Pup expected me to keep the Stamford house, but beautiful as it was and fond though (most of) my memories were of it, it’s expensive, and after paying all the death taxes, I doubted I’d be able to maintain it. But not wanting to hurt his feelings, I went along with the fiction that I would keep it. This, however, left me with a conundrum: what to do with the cross. One evening during his convalescence I tiptoed into this minefield over our martinis.
“Say, Pup, I know you want your ashes in the cross. . . .”
“I absolutely want them in the cross,” he said, in a pre-emptive, “Firing Line” tone of voice.
“Right. Right. I was only thinking, what if, you know, the house, if I, well, you never know . . . if I ever had to sell it. . . .”
“Your point being?”
“Well, I mean, a new owner . . . surely . . . might, uh. . . .”
“Why wouldn’t a new owner want the cross?”
“Well,” I said, taking a deep swig of my frosty see-through, “they might be, I don’t know, Jewish, or whatever. They might not want an enormous crucifix in their garden.”
“Why not?”
I stared.
“It’s a work of art,” he said.
“It is. It is absolutely that. (Clearing of throat.) Still. . . .”
“I wouldn’t worry about it.” How well I knew this formulation. “I wouldn’t worry about it” was W.F.B.-speak for “The conversation is over.”

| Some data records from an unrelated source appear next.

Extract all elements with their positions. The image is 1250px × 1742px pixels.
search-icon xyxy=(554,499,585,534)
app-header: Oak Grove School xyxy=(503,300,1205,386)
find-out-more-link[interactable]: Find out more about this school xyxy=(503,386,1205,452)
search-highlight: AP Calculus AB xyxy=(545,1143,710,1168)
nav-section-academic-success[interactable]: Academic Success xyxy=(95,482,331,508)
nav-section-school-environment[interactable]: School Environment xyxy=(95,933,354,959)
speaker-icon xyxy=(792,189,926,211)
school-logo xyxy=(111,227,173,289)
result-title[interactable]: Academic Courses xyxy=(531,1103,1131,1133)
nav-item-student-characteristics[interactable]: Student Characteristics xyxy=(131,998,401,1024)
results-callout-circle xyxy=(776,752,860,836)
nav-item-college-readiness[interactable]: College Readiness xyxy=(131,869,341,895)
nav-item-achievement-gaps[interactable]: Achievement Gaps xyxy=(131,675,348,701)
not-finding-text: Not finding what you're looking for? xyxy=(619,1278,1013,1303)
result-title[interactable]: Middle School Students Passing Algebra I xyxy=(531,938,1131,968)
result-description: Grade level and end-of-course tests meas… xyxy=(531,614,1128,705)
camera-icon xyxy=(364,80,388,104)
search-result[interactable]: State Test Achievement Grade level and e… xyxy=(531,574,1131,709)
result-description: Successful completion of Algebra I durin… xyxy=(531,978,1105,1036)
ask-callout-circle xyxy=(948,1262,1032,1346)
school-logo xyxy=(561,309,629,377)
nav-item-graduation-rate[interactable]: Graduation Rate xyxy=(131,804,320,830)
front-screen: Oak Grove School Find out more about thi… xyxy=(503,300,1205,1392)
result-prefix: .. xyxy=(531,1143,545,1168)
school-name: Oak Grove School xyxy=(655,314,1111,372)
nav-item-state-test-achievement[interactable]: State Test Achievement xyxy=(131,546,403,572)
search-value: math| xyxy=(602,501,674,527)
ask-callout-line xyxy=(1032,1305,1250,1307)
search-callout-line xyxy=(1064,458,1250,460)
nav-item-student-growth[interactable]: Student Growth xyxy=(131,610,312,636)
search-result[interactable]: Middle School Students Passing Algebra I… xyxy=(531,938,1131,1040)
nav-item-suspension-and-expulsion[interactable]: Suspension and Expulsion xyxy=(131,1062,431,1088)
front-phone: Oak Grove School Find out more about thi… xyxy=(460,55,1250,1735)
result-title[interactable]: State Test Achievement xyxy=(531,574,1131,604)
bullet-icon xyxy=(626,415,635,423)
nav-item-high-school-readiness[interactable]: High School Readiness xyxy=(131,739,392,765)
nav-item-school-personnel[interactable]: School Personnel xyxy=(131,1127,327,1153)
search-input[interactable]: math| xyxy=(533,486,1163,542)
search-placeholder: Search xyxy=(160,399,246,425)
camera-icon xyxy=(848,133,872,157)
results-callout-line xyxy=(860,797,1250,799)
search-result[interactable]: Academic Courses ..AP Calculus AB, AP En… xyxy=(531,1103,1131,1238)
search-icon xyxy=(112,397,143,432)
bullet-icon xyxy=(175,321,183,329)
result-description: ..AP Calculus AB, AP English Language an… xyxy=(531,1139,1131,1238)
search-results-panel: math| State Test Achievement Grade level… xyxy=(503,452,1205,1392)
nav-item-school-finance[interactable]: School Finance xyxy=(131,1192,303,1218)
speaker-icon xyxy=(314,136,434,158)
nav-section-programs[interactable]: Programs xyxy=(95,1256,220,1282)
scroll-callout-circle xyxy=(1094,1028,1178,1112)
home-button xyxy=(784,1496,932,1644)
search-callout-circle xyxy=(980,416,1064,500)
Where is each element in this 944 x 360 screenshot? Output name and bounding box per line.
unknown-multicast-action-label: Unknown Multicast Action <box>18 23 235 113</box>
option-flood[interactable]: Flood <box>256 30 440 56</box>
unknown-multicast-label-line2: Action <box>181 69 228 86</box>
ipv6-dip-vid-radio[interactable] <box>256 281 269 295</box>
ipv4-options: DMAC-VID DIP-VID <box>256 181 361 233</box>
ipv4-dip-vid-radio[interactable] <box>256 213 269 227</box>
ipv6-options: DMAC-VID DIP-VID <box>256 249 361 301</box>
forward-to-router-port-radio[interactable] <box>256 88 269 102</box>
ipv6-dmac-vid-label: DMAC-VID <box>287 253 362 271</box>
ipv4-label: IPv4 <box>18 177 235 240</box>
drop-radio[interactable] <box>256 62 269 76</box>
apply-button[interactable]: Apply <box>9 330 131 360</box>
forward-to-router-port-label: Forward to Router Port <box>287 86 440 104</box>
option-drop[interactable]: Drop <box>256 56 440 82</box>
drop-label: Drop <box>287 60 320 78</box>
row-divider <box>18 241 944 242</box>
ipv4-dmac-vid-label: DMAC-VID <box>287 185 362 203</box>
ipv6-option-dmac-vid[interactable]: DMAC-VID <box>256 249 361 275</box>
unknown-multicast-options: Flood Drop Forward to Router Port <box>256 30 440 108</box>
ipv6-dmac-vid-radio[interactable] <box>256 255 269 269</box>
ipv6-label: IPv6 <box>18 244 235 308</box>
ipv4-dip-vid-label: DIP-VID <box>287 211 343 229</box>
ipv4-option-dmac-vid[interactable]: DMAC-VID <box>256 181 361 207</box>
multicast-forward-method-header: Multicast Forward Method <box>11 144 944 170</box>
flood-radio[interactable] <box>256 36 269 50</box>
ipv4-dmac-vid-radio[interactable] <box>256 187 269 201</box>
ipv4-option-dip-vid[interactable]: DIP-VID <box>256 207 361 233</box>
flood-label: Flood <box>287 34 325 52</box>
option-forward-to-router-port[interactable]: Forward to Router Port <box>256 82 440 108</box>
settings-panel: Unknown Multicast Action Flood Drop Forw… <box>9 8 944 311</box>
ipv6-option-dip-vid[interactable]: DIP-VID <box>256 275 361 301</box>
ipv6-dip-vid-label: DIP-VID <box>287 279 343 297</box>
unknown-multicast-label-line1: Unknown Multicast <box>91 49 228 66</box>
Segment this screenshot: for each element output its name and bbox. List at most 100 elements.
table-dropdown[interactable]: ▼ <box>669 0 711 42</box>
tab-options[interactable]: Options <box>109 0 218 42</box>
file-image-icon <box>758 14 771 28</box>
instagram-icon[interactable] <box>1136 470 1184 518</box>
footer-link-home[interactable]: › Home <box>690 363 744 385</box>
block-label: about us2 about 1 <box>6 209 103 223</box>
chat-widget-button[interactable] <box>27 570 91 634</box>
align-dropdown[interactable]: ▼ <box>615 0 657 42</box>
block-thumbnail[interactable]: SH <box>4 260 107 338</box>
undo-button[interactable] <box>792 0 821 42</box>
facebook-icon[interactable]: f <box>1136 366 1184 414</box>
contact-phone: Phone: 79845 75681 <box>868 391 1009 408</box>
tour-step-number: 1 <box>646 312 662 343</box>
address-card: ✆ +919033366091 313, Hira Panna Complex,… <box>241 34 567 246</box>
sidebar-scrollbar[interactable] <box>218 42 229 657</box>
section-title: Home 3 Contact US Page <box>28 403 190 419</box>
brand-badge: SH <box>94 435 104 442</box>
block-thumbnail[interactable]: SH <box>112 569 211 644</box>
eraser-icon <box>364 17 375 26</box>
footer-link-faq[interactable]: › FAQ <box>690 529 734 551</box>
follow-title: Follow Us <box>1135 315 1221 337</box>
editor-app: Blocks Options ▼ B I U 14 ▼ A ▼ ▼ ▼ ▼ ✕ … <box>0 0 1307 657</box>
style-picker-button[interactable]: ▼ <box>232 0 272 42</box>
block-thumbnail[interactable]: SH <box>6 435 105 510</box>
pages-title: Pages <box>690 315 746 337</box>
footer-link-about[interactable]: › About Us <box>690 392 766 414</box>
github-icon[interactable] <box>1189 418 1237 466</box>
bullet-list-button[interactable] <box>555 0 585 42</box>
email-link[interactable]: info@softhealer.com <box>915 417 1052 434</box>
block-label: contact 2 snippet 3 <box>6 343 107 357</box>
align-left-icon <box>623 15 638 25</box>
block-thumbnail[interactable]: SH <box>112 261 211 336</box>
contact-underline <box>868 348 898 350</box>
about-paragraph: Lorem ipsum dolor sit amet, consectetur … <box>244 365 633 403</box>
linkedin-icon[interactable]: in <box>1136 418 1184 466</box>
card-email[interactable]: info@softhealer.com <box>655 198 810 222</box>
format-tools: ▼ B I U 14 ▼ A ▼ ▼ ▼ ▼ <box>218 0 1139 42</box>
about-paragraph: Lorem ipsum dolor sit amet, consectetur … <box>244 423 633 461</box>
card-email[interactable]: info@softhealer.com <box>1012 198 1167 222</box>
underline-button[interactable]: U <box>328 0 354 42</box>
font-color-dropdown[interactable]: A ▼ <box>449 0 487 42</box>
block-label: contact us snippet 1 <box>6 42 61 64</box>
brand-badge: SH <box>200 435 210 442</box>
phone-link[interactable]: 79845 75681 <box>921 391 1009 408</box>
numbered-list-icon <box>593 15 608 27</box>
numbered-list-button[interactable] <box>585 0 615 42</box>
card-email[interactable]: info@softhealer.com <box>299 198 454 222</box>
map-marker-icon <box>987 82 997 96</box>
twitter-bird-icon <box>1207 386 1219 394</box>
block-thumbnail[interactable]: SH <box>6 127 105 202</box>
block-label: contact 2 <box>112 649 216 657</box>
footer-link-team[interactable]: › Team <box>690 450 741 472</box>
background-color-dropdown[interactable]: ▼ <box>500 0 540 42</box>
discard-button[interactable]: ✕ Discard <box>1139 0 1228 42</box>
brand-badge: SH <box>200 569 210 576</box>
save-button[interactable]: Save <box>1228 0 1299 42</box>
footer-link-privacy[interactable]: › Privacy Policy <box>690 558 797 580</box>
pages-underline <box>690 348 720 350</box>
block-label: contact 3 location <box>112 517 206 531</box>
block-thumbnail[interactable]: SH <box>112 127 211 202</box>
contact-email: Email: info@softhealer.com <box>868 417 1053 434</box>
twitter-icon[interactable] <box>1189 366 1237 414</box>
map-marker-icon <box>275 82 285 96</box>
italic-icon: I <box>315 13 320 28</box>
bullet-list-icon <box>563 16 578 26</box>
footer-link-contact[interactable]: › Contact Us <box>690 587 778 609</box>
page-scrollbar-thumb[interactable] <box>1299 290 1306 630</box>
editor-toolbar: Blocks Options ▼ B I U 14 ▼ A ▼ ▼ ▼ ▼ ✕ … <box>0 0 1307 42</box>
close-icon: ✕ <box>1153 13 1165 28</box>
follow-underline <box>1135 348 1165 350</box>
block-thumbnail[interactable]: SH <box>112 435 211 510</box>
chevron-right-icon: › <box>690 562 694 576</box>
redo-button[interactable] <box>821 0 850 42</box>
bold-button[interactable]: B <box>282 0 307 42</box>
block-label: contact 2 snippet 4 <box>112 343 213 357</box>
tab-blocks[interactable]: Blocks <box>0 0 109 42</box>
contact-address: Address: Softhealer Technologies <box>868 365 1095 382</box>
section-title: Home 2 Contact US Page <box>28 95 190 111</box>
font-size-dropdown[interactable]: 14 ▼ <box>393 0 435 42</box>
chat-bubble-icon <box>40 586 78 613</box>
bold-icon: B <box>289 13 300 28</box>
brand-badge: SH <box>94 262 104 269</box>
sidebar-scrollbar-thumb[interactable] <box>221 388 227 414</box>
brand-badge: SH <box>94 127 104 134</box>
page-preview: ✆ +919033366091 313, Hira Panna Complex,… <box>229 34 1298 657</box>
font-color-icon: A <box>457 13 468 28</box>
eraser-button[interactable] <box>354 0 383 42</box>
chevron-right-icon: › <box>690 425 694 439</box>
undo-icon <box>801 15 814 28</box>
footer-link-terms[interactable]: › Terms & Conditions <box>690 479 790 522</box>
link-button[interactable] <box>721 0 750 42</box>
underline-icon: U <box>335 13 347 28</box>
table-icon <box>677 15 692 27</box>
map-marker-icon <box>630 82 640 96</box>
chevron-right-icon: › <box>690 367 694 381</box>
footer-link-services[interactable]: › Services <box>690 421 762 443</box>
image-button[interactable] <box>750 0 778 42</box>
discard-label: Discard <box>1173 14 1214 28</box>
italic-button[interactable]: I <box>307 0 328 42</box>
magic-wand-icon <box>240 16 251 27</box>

Thus I was left with the impression I had committed lèse-majesté by suggesting that a future owner — Jewish, Muslim, Hindu, Amish, Zoroastrian — might be anything less than honored to have William F. Buckley Jr.’s last remains in his garden, encased in an enormous bronze symbol of the crucified Christ. Certainly it would present the real estate broker with an interesting covenant clause. Now, um, Mr. and Mrs. Birnbaum, you do understand that Mr. and Mrs. Buckley’s ashes are to remain in the crucifix, in the garden, in, um, perpetuity?